Syed Ali Shah Geelani says it’s unlikely ISIS has expanded to Kashmir
The Hurriyat Conference chairman claimed that such narratives could be use to defame the Kashmiri people’s movement for self-determination.
Hurriyat Conference chairman Syed Ali Shah Geelani on Saturday said the chances of the Islamic State expanding to Kashmir are “almost zero”, hours after the militant group claimed that it had supporters in the Muslim state. Geelani claimed that the narrative linking Kashmir to terrorism is significant, claiming India is trying to defame the Kashmiri people’s struggle for self-determination and the government continues to forcibly occupy Kashmiri land. However, Geelani spoke against ISIS, saying they had plunged the Muslim world into war.
Elsewhere in New Delhi, Bharatiya Janata Party MP MJ Akbar said ISIS saw India as a country of infidels that was occupying Islamic space. Akbar was delivering 10th R N Kao Memorial Lecture in Delhi, to commemorate the man who started India’s Research and Analysis Wing.
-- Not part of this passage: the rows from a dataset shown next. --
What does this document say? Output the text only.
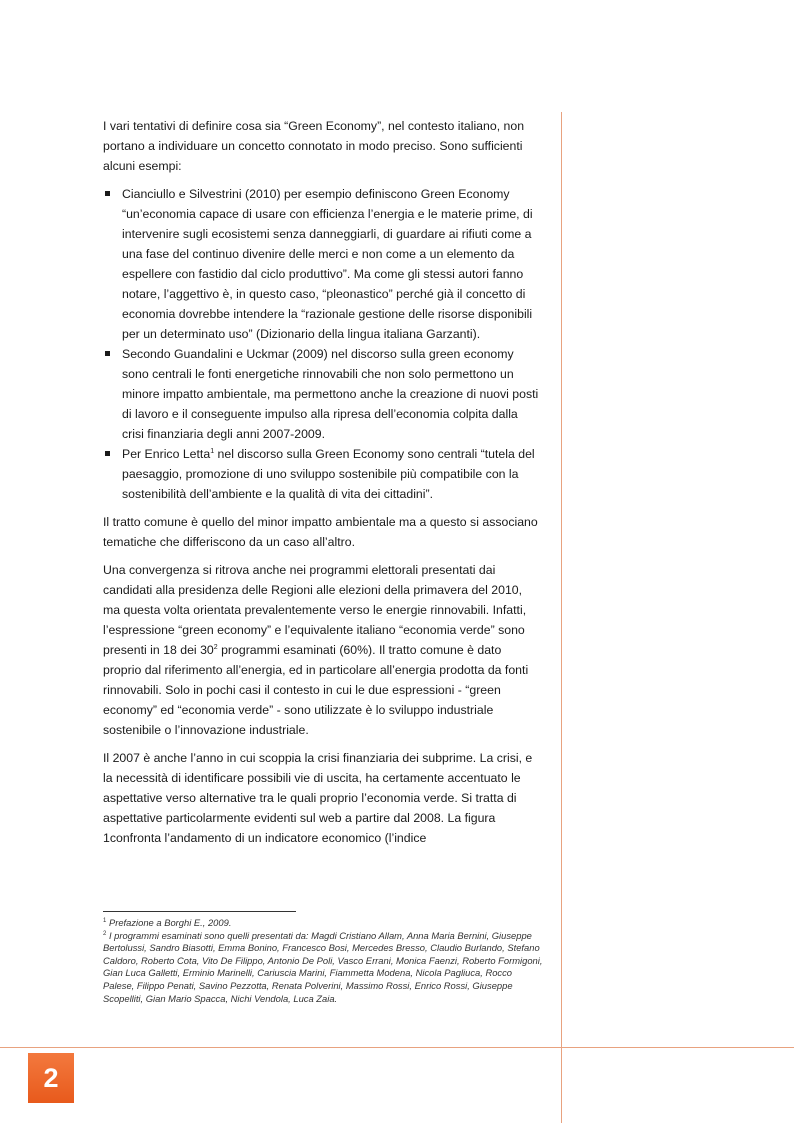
I vari tentativi di definire cosa sia “Green Economy”, nel contesto italiano, non portano a individuare un concetto connotato in modo preciso. Sono sufficienti alcuni esempi:

Cianciullo e Silvestrini (2010) per esempio definiscono Green Economy “un’economia capace di usare con efficienza l’energia e le materie prime, di intervenire sugli ecosistemi senza danneggiarli, di guardare ai rifiuti come a una fase del continuo divenire delle merci e non come a un elemento da espellere con fastidio dal ciclo produttivo”. Ma come gli stessi autori fanno notare, l’aggettivo è, in questo caso, “pleonastico” perché già il concetto di economia dovrebbe intendere la “razionale gestione delle risorse disponibili per un determinato uso” (Dizionario della lingua italiana Garzanti).
Secondo Guandalini e Uckmar (2009) nel discorso sulla green economy sono centrali le fonti energetiche rinnovabili che non solo permettono un minore impatto ambientale, ma permettono anche la creazione di nuovi posti di lavoro e il conseguente impulso alla ripresa dell’economia colpita dalla crisi finanziaria degli anni 2007-2009.
Per Enrico Letta$^1$ nel discorso sulla Green Economy sono centrali “tutela del paesaggio, promozione di uno sviluppo sostenibile più compatibile con la sostenibilità dell’ambiente e la qualità di vita dei cittadini”.

Il tratto comune è quello del minor impatto ambientale ma a questo si associano tematiche che differiscono da un caso all’altro.

Una convergenza si ritrova anche nei programmi elettorali presentati dai candidati alla presidenza delle Regioni alle elezioni della primavera del 2010, ma questa volta orientata prevalentemente verso le energie rinnovabili. Infatti, l’espressione “green economy” e l’equivalente italiano “economia verde” sono presenti in 18 dei $30^2$ programmi esaminati (60%). Il tratto comune è dato proprio dal riferimento all’energia, ed in particolare all’energia prodotta da fonti rinnovabili. Solo in pochi casi il contesto in cui le due espressioni - “green economy” ed “economia verde” - sono utilizzate è lo sviluppo industriale sostenibile o l’innovazione industriale.

Il 2007 è anche l’anno in cui scoppia la crisi finanziaria dei subprime. La crisi, e la necessità di identificare possibili vie di uscita, ha certamente accentuato le aspettative verso alternative tra le quali proprio l’economia verde. Si tratta di aspettative particolarmente evidenti sul web a partire dal 2008. La figura 1confronta l’andamento di un indicatore economico (l’indice

$^1$ Prefazione a Borghi E., 2009.

$^2$ I programmi esaminati sono quelli presentati da: Magdi Cristiano Allam, Anna Maria Bernini, Giuseppe Bertolussi, Sandro Biasotti, Emma Bonino, Francesco Bosi, Mercedes Bresso, Claudio Burlando, Stefano Caldoro, Roberto Cota, Vito De Filippo, Antonio De Poli, Vasco Errani, Monica Faenzi, Roberto Formigoni, Gian Luca Galletti, Erminio Marinelli, Cariuscia Marini, Fiammetta Modena, Nicola Pagliuca, Rocco Palese, Filippo Penati, Savino Pezzotta, Renata Polverini, Massimo Rossi, Enrico Rossi, Giuseppe Scopelliti, Gian Mario Spacca, Nichi Vendola, Luca Zaia.

2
Akbar argued that ISIS was regressing to fundamentalism to make up for the vacuum left in places where “modernity has failed, or failed to reach”.
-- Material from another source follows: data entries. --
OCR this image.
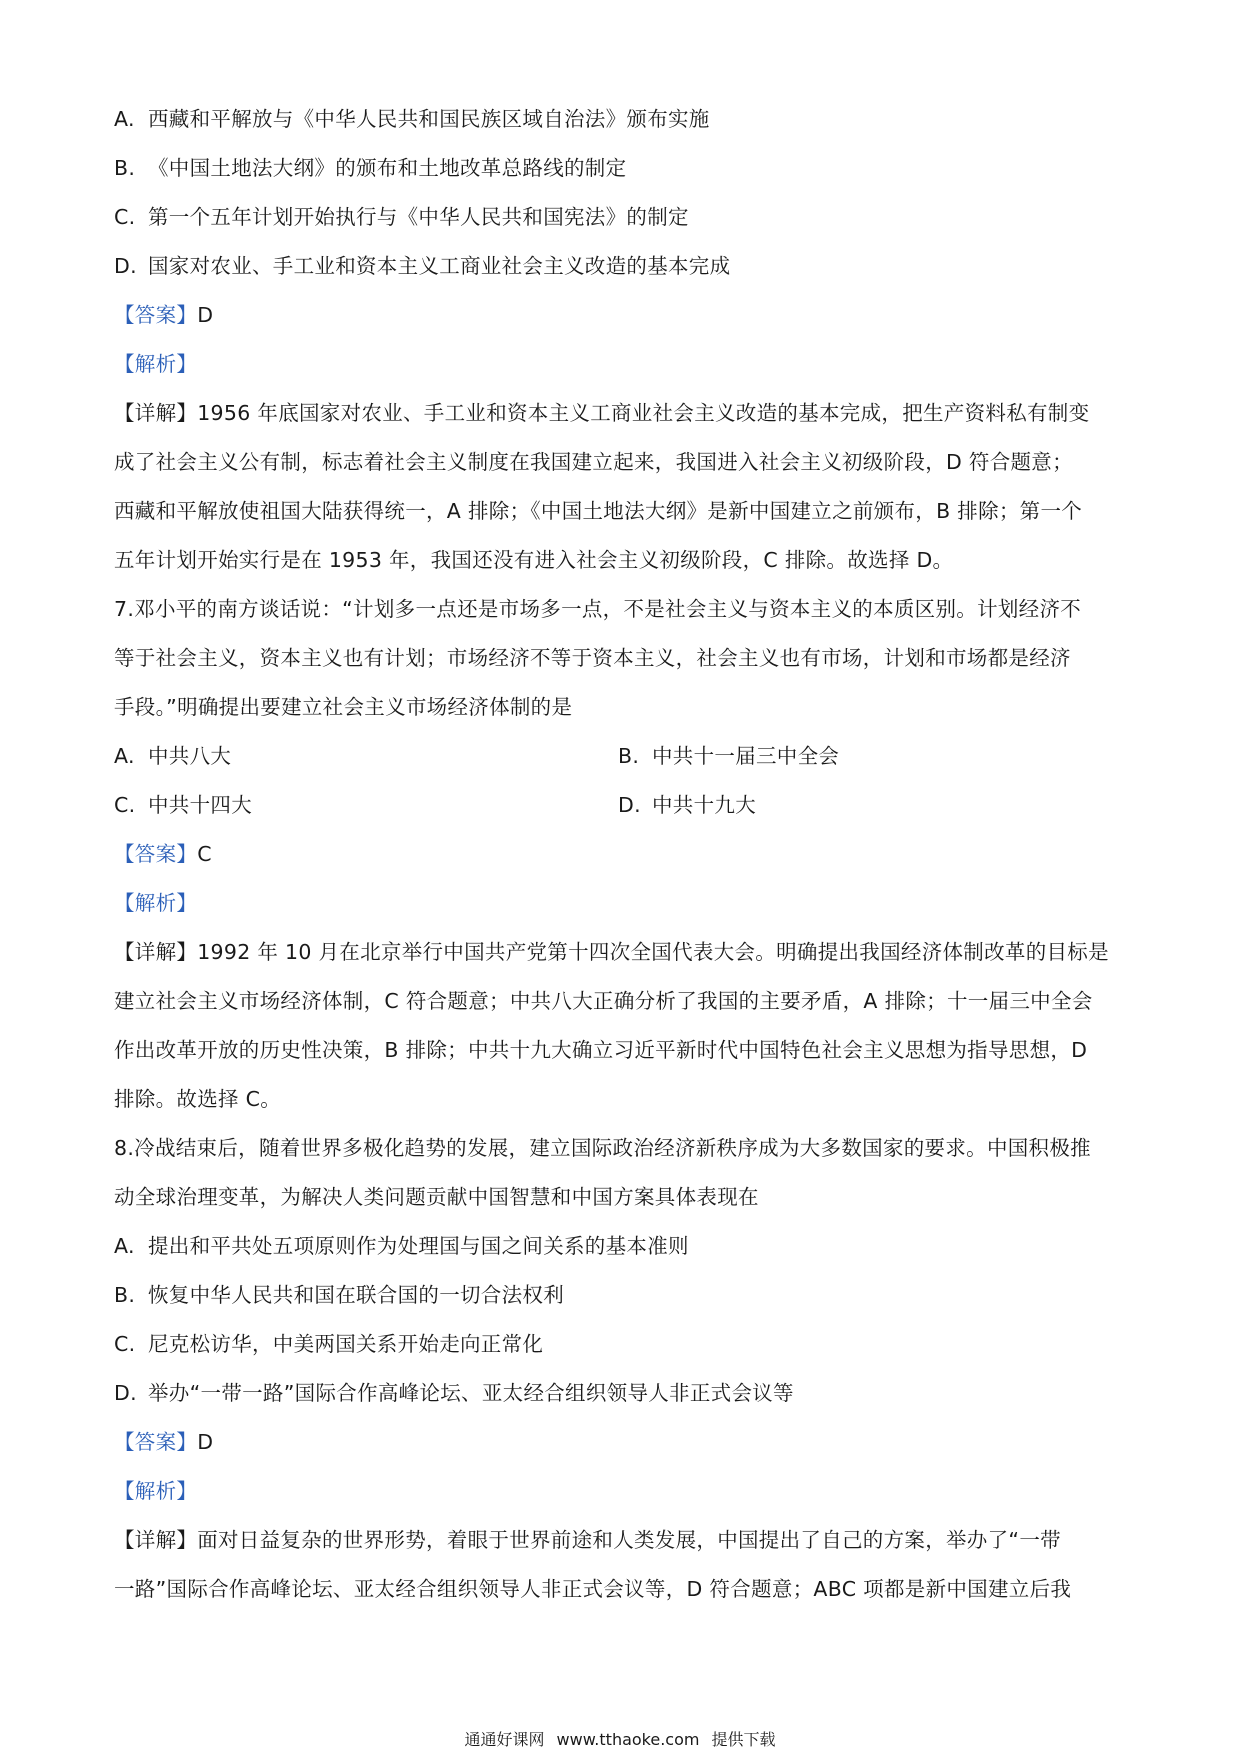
A. 西藏和平解放与《中华人民共和国民族区域自治法》颁布实施
B. 《中国土地法大纲》的颁布和土地改革总路线的制定
C. 第一个五年计划开始执行与《中华人民共和国宪法》的制定
D. 国家对农业、手工业和资本主义工商业社会主义改造的基本完成
【答案】D
【解析】
【详解】1956 年底国家对农业、手工业和资本主义工商业社会主义改造的基本完成，把生产资料私有制变
成了社会主义公有制，标志着社会主义制度在我国建立起来，我国进入社会主义初级阶段，D 符合题意；
西藏和平解放使祖国大陆获得统一，A 排除；《中国土地法大纲》是新中国建立之前颁布，B 排除；第一个
五年计划开始实行是在 1953 年，我国还没有进入社会主义初级阶段，C 排除。故选择 D。
7.邓小平的南方谈话说：“计划多一点还是市场多一点，不是社会主义与资本主义的本质区别。计划经济不
等于社会主义，资本主义也有计划；市场经济不等于资本主义，社会主义也有市场，计划和市场都是经济
手段。”明确提出要建立社会主义市场经济体制的是
A. 中共八大	B. 中共十一届三中全会
C. 中共十四大	D. 中共十九大
【答案】C
【解析】
【详解】1992 年 10 月在北京举行中国共产党第十四次全国代表大会。明确提出我国经济体制改革的目标是
建立社会主义市场经济体制，C 符合题意；中共八大正确分析了我国的主要矛盾，A 排除；十一届三中全会
作出改革开放的历史性决策，B 排除；中共十九大确立习近平新时代中国特色社会主义思想为指导思想，D
排除。故选择 C。
8.冷战结束后，随着世界多极化趋势的发展，建立国际政治经济新秩序成为大多数国家的要求。中国积极推
动全球治理变革，为解决人类问题贡献中国智慧和中国方案具体表现在
A. 提出和平共处五项原则作为处理国与国之间关系的基本准则
B. 恢复中华人民共和国在联合国的一切合法权利
C. 尼克松访华，中美两国关系开始走向正常化
D. 举办“一带一路”国际合作高峰论坛、亚太经合组织领导人非正式会议等
【答案】D
【解析】
【详解】面对日益复杂的世界形势，着眼于世界前途和人类发展，中国提出了自己的方案，举办了“一带
一路”国际合作高峰论坛、亚太经合组织领导人非正式会议等，D 符合题意；ABC 项都是新中国建立后我
通通好课网 www.tthaoke.com 提供下载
The militant group had made the controversial claims in its magazine Dabiq, saying rebels in Jammu and Kashmir had pledged allegiance to the group to “fight cow-worshipping Hindus”. The magazine report claimed that ISIS had made “specific arrangements in Kashmir” and that “Muslims will soon hear pleasant news of the Caliphate’s expansion to those lands”.